Le Réseau national de soutien aux victimes de violence domestique a accueilli 625 personnes au cours de la deuxième vague de la pandémie et a passé plus de 12 000 appels, et il y avait encore 150 personnes qui ont réussi à terminer le processus d'autonomie.

S'adressant à l'agence Lusa, à l'occasion de la Journée internationale pour l'élimination de la violence à l'égard des femmes, au cours de laquelle le gouvernement publie une nouvelle campagne contre la violence domestique, le secrétaire d'État à la Citoyenneté et à l'Égalité a révélé que dans cette deuxième vague de la pandémie Depuis Covid-19, du 28 septembre au 8 novembre, le Réseau national de soutien aux victimes de violence domestique a accueilli 625 personnes, dont 309 femmes, 304 enfants et 12 hommes.

De plus, selon Rosa Monteiro, 12 419 appels ont été effectués, ce qui signifie qu'en moyenne, le Réseau a effectué près de 303 appels par jour sur ces 41 jours comptés dans la deuxième vague de la pandémie.

Parmi les plus de 12 000 appels effectués au cours de cette période, le secrétaire d'État a souligné que 503 d'entre eux étaient «des situations nouvelles arrivées pour la première fois aux équipes de service à la recherche d'aide».

Au cours de la même période, 150 personnes ont achevé leur processus d'autonomisation, tandis que dans la première phase, il y en avait 370, mais dispersées sur une plus longue période, entre le 18 mars et le 15 juin.

Au cours de la première vague de la pandémie, entre le 18 mars et la fin juin, le Réseau national de soutien aux victimes de violence domestique (RNAVVD) a accueilli 881 personnes, dont 499 femmes, 328 enfants et 21 hommes, en plus de fournir 24 692 visites.

En ce qui concerne l'autonomie, Rosa Monteiro a déclaré que dans cette deuxième vague, les équipes ont signalé un plus grand soutien des familles pendant le processus.

"Peut-être à cause d'un renforcement de la responsabilité, de la solidarité et du fait que face à toutes les difficultés de la pandémie, ces femmes sont toujours dans une situation plus critique et vulnérable", a-t-elle souligné.

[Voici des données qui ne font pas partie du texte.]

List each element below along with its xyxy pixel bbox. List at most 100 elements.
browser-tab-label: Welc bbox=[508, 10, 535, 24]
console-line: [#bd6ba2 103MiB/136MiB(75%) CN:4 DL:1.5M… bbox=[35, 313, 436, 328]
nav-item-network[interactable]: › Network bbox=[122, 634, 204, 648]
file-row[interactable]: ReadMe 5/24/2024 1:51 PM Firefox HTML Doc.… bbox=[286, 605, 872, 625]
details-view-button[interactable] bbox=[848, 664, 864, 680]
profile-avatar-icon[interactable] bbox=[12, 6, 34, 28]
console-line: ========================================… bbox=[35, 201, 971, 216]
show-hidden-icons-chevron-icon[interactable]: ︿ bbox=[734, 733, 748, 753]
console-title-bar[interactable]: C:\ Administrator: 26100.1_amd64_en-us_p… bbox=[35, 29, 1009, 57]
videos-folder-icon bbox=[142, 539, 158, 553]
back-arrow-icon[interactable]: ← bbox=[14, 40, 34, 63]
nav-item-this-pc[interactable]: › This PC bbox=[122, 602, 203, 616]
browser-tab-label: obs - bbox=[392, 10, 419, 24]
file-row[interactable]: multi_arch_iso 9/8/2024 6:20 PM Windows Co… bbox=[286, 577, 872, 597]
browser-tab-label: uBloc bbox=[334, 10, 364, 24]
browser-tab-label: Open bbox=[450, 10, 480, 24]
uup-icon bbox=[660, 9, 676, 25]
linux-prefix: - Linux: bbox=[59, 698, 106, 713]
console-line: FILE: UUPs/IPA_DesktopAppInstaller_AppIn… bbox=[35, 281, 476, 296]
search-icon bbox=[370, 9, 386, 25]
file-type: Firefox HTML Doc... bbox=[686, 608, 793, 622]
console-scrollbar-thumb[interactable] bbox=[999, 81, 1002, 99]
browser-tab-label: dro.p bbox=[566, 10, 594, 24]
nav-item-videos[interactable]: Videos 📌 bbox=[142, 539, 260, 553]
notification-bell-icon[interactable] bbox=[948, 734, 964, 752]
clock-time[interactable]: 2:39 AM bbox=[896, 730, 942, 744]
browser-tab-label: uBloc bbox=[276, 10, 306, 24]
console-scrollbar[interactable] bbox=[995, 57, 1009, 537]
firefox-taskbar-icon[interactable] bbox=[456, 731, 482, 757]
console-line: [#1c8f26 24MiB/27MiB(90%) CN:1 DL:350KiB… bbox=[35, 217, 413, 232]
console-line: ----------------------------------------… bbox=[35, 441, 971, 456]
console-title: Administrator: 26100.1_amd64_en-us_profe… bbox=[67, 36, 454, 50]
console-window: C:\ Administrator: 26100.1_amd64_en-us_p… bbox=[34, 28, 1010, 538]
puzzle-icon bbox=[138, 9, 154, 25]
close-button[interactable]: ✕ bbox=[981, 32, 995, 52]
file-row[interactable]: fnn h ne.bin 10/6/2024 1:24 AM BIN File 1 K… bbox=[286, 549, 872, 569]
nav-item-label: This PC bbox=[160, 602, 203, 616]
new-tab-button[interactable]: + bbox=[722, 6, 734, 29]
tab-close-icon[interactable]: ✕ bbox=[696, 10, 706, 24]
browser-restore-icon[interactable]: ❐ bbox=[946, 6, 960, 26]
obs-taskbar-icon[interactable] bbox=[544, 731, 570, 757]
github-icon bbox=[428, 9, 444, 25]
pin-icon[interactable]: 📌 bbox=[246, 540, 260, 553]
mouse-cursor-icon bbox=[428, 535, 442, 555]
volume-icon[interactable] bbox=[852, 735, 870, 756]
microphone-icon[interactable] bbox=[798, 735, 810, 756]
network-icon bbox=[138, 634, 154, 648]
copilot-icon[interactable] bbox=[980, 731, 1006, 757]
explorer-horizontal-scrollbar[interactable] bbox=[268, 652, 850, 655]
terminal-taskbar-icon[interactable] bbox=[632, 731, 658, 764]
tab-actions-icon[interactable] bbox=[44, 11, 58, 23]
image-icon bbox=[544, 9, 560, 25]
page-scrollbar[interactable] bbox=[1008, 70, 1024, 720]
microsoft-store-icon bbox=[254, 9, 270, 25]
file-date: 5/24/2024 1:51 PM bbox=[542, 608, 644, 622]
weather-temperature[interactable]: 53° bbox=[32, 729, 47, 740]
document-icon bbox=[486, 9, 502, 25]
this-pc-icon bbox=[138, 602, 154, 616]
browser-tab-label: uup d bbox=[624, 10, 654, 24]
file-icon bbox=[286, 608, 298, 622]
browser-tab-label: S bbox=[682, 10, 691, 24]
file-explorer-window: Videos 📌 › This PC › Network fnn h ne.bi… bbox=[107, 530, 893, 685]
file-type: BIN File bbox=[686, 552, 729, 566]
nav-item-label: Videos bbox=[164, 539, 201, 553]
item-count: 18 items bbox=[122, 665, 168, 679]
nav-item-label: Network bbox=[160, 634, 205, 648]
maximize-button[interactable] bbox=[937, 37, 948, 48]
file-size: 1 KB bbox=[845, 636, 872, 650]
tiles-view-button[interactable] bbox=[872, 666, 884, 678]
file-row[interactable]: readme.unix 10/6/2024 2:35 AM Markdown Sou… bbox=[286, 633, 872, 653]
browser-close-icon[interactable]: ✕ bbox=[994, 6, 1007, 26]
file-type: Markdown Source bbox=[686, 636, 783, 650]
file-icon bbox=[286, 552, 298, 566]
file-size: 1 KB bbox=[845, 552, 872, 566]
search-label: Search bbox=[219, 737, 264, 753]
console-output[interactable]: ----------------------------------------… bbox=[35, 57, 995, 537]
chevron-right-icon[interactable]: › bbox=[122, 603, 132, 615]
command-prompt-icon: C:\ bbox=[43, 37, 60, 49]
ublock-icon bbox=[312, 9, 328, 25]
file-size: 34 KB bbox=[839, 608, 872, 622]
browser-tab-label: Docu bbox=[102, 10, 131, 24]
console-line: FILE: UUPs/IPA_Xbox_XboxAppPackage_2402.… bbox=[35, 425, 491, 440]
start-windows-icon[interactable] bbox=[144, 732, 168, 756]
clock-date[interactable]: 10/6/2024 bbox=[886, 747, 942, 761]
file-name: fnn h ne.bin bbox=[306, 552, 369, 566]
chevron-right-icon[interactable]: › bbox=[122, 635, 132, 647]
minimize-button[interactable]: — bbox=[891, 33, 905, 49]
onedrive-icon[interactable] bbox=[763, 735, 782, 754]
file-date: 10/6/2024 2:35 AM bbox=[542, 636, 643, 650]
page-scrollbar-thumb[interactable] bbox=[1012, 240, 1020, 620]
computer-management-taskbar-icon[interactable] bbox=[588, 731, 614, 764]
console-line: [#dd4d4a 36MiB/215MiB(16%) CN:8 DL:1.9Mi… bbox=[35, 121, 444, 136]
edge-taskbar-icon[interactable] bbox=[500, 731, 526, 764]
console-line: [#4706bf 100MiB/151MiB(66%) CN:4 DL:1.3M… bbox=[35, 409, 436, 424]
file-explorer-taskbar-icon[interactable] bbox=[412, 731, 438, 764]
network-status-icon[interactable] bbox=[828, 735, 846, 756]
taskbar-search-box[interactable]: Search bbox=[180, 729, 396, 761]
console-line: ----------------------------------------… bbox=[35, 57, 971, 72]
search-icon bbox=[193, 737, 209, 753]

De l’avis du gouverneur, ce réseau informel de membres de la famille «a été très important pour faciliter l’autonomisation et le départ de ces femmes des maisons et structures d’accueil».

"Encore un signe d'une transformation que nous ne voulons pas arrêter ici", a souligné le secrétaire d'Etat.

Rosa Monteiro a rappelé qu'il existe actuellement 180 établissements de soins et, au niveau de l'accueil, 26 centres d'urgence et 35 abris, révélant qu'en termes de vacances, la situation est de «tranquillité».

"Les deux structures d'urgence que nous avons créées lors de la première vague de la pandémie maintiennent les portes ouvertes et nous disposons actuellement de 56 places dans les abris et 42 dans les structures d'urgence", a-t-il ajouté.

Il a ajouté qu'il n'est pas possible de connaître exactement le taux d'occupation, puisque depuis le début de la première vague de la pandémie, les structures d'accueil ont été contraintes d'adopter des plans d'urgence, ce qui a réduit leur capacité effective. Cependant, dans des «conditions normales», le réseau national en a 904 disponibles.

Aujourd'hui servira également à la formalisation du Pacte contre la violence, qui se fera à travers une transmission en ligne, en traitant avec un réseau d'entités qui ont collaboré à la fourniture de réponses urgentes et à l'appui aux travaux du RNAVVD pendant la pandémie de Covid19.

Rosa Monteiro a expliqué qu'elle souhaitait que davantage d'entreprises collaborent avec le réseau national et que ce soutien peut se matérialiser à la fois sous forme de matériel informatique, comme des bourses de formation ou des bourses d'emploi.

Avec cette initiative, l'objectif est également d'encourager les entreprises à utiliser le Guide des bonnes pratiques: prévenir et combattre la violence à l'égard des femmes et la violence domestique dans les employeurs, préparé en novembre de l'année dernière.

Les dernières données gouvernementales ont révélé que la violence domestique avait déjà tué 20 personnes au 19 novembre, dont 16 femmes.

Les participations aux crimes de violence domestique ont augmenté entre juillet et septembre, avec 8228 incidents signalés à la PSP et au GNR, soit 1,12% de plus que les 8137 de la même période de 2019 et plus que les 6928 enregistrés au deuxième trimestre de 2020.

Le nombre de personnes arrêtées pour des crimes de violence domestique a également augmenté, tout comme le nombre de personnes incluses dans les programmes pour agresseurs.